Despite the pandemic, that spring we started working with social impact specialists, Trust Impact, to explore how and in what ways the Ellen MacArthur Cancer Trust made a difference to young people. This included interviewing young people, families, charity and hospital partners, our team, and other key partners to really understand what the Trust meant to them and why.

What we heard was the Trust was about so much more than ‘rebuilding confidence’; that some young people didn’t need their confidence rebuilt, that they gained other things from the Trust, that ‘confidence’ was a complex concept with many aspects, that it was almost something bigger.

Our Patron, Dame Ellen MacArthur, has always said the Trust is not really about the sailing, but the environment being on a boat creates. Sailing is just the vehicle and on the boat some magic happens. What we heard was what that ‘magic’ meant to different young people.

Real change

This led to Trust Impact revising our Theory of Change. A Theory of Change is simply charity-speak for understanding the effect of what you do on the people you support. We learned that through our sailing and outdoor adventure activities young people experience four main changes.

These changes could happen on one trip and/or build over time as young people come back to the Trust year-on-year. The culmination was that young people experience improved mental wellbeing because of their involvement in the Trust.

That is our impact. So, how do we now talk about that to make better connections with and have a bigger impact on more young people?
Ellen MacArthur Cancer Trust Theory of Change graphic

Belief in a brighter future

‘Possibility’ was a common theme from the research.

“Because of the Trust I could now…” and that sentence would finish with anything from apply for university to go to a sleepover at my friend’s house. And that’s the key. The Trust supports young people aged 8-24. What a young person gains will vary dramatically depending on what stage of their young life they are at.

Whether it comes from being away from home, meeting others who ‘get it’ and understand how they feel, standing at the helm and pulling sails on a boat, talking to volunteers who were themselves supported by the Trust after cancer treatment, or just having the permission to have fun, young people – regardless of their age – feel able to do something that they couldn’t before their trip(s).

Because of the Trust, young people feel graphic

It is not about what the Trust does, but the difference the Trust makes, and that is aspirational, young people believing in a brighter future, tomorrow or in 10 years’ time.

This is something that will keep evolving, as before and after their trip we will ask each young person how they are feeling (using the recommended Warwick-Edinburgh Mental Wellbeing scale) and use this feedback to see where and in what ways we have our greatest impact, to then do more of the things that work best.

Talking about the Trust

Now we ‘Know Ourselves’, we need to achieve another of our Ambitions to ‘Be Consistent’ – to speak confidently with one voice about the difference the Trust makes to young people living through and beyond cancer.

Why? So more young people and families really understand how the Trust can help as they start to try to make sense of the world and their place in it after their treatment has ended.

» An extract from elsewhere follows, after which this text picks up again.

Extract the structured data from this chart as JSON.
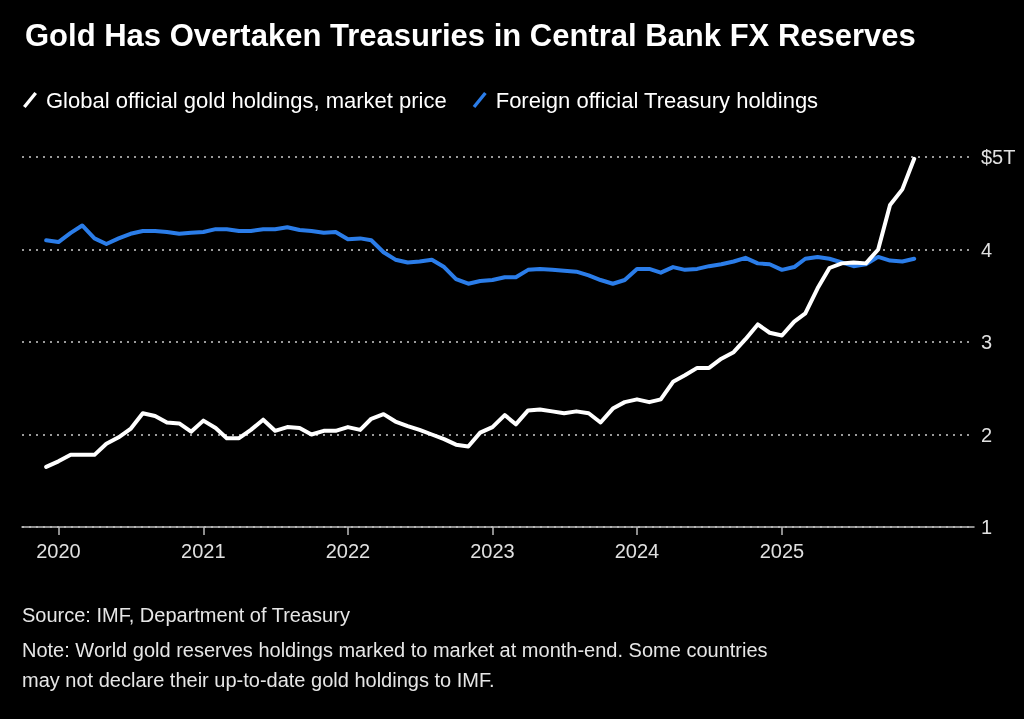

That is why we have now produced new Style Guidelines, incorporating our updated purpose and ‘Believe in a brighter future’ tagline, to help us ‘Be consistent’ and clearly communicate our impact to the Trust community and the wider public.

Every young person should feel accepted, independent, and optimistic living through and beyond cancer. By putting this out into the world, we hope more young people will turn to the Trust for support when and if they need it.

We want to inspire more young people to believe in a brighter future.